SLAC's high-speed 'electron camera' films molecular movie in HD
With an extremely fast "electron camera" at the Department of Energy's SLAC National Accelerator Laboratory, researchers have made the first high-definition "movie" of ring-shaped molecules breaking open in response to light. The results could further our understanding of similar reactions with vital roles in chemistry, such as the production of vitamin D in our bodies.
A previous molecular movie of the same reaction, produced with SLAC's Linac Coherent Light Source (LCLS) X-ray laser, for the first time recorded the large structural changes during the reaction. Now, making use of the lab's ultrafast electron diffraction (UED) instrument, these new results provide high-resolution details—showing, for instance, how a bond in the ring breaks and atoms jiggle around for extended periods of time.
"The details of this ring-opening reaction have now been settled," said Thomas Wolf, a scientist at the Stanford Pulse Institute of SLAC and Stanford University and leader of the research team. "The fact that we can now directly measure changes in bond distances during chemical reactions allows us to ask new questions about fundamental processes stimulated by light."
SLAC scientist Mike Minitti, who was involved in both studies, said, "The results demonstrate how our unique instruments for studying ultrafast processes complement each other. Where LCLS excels in capturing snapshots with extremely fast shutter speeds of only a few femtoseconds, or millionths of a billionth of a second, UED cranks up the spatial resolution of these snapshots. This is a great result, and the studies validate one another's findings, which is important when making use of entirely new measurement tools."

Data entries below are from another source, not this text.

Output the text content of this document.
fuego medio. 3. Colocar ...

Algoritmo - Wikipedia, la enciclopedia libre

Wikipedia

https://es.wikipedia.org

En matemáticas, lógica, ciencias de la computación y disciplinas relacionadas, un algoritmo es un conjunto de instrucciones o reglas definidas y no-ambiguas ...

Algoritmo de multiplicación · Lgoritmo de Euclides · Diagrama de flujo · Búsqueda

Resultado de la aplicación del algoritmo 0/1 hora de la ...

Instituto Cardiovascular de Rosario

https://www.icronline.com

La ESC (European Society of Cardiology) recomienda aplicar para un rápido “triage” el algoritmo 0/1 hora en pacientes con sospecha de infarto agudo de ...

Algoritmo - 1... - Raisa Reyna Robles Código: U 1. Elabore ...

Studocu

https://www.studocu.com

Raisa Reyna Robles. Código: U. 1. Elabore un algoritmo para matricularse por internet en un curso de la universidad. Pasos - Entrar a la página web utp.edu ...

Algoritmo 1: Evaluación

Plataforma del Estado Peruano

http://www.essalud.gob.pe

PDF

LCLS Director Mike Dunne said, "We're now making SLAC's UED instrument available to the broad scientific community, in addition to enhancing the extraordinary capabilities of LCLS by doubling its energy reach and transforming its repetition rate. The combination of both tools uniquely positions us to enable the best possible studies of fundamental processes on ultra-small and ultrafast scales."
The team reported their results today in Nature Chemistry.
Molecular movie in HD
This particular reaction has been studied many times before: When a ring-shaped molecule called 1,3-cyclohexadiene (CHD) absorbs light, a bond breaks and the molecule unfolds to form the almost linear molecule known as 1,3,5-hexatriene (HT). The process is a textbook example of ring-opening reactions and serves as a simplified model for studying light-driven processes during vitamin D synthesis.

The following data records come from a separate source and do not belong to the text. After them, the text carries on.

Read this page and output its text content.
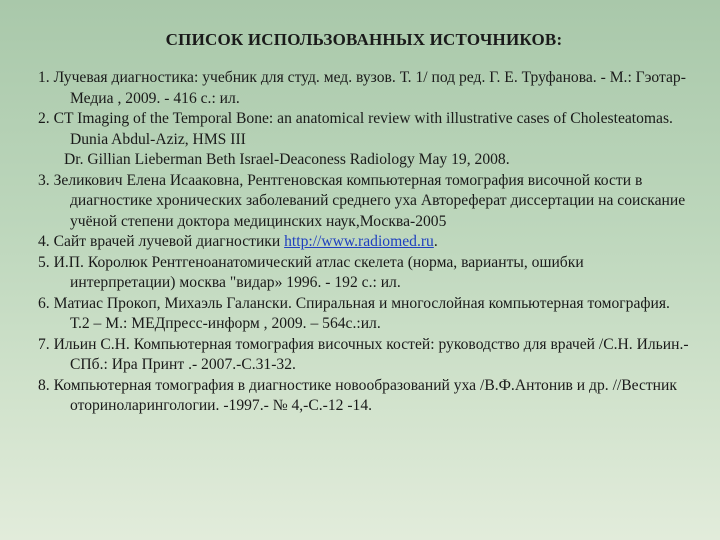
СПИСОК ИСПОЛЬЗОВАННЫХ ИСТОЧНИКОВ:

1. Лучевая диагностика: учебник для студ. мед. вузов. Т. 1/ под ред. Г. Е. Труфанова. - М.: Гэотар-Медиа , 2009. - 416 с.: ил.

2. CT Imaging of the Temporal Bone: an anatomical review with illustrative cases of Cholesteatomas. Dunia Abdul-Aziz, HMS III
Dr. Gillian Lieberman Beth Israel-Deaconess Radiology May 19, 2008.

3. Зеликович Елена Исааковна, Рентгеновская компьютерная томография височной кости в диагностике хронических заболеваний среднего уха Автореферат диссертации на соискание учёной степени доктора медицинских наук,Москва-2005

4. Сайт врачей лучевой диагностики http://www.radiomed.ru.

5. И.П. Королюк Рентгеноанатомический атлас скелета (норма, варианты, ошибки интерпретации) москва "видар» 1996. - 192 с.: ил.

6. Матиас Прокоп, Михаэль Галански. Спиральная и многослойная компьютерная томография. Т.2 – М.: МЕДпресс-информ , 2009. – 564с.:ил.

7. Ильин С.Н. Компьютерная томография височных костей: руководство для врачей /С.Н. Ильин.- СПб.: Ира Принт .- 2007.-С.31-32.

8. Компьютерная томография в диагностике новообразований уха /В.Ф.Антонив и др. //Вестник оториноларингологии. -1997.- № 4,-С.-12 -14.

In 2015, researchers studied the reaction with LCLS, which resulted in the first detailed molecular movie of its kind and revealed how the molecule changed from a ring to a cigar-like shape after it was struck by a laser flash. The snapshots, which initially had limited spatial resolution, were brought further into focus through computer simulations.
The new study used UED—a technique in which researchers send an electron beam with high energy, measured in millions of electronvolts (MeV), through a sample—to precisely measure distances between pairs of atoms. Taking snapshots of these distances at different intervals after an initial laser flash and tracking how they change allows scientists to create a stop-motion movie of the light-induced structural changes in the sample.
The electron beam also produces strong signals for very dilute samples, such as the CHD gas used in the study, said SLAC scientist Xijie Wang, director of the MeV-UED instrument. "This allowed us to follow the ring-opening reaction over much longer periods of time than before."
The new data revealed several surprising details about the reaction.
They showed that the movements of the atoms accelerated as the CHD ring broke, helping the molecules rid themselves of excess energy and accelerating their transition to the stretched-out HT form.
The movie also captured how the two ends of the HT molecule jiggled around as the molecules became more and more linear. These rotational motions went on for at least a picosecond, or a trillionth of a second.
"I would have never thought these motions would last that long," Wolf said. "It demonstrates that the reaction doesn't end with the ring opening itself and that there is much more long-lasting motion in light-induced processes than previously thought."
A method with potential
The scientists also used their experimental data to validate a newly developed computational approach for including the motions of atomic nuclei in simulations of chemical processes.
"UED provided us with data that have the high spatial resolution needed to test these methods," said Stanford chemistry professor and PULSE researcher Todd Martinez, whose group led the computational analysis. "This paper is the most direct test of our methods, and our results are in excellent agreement with the experiment."
In addition to advancing the predictive power of computer simulations, the results will help deepen our understanding of life's fundamental chemical reactions, Wolf said: "We're very hopeful our method will pave the way for studies of more complex molecules that are even closer to the ones used in life processes."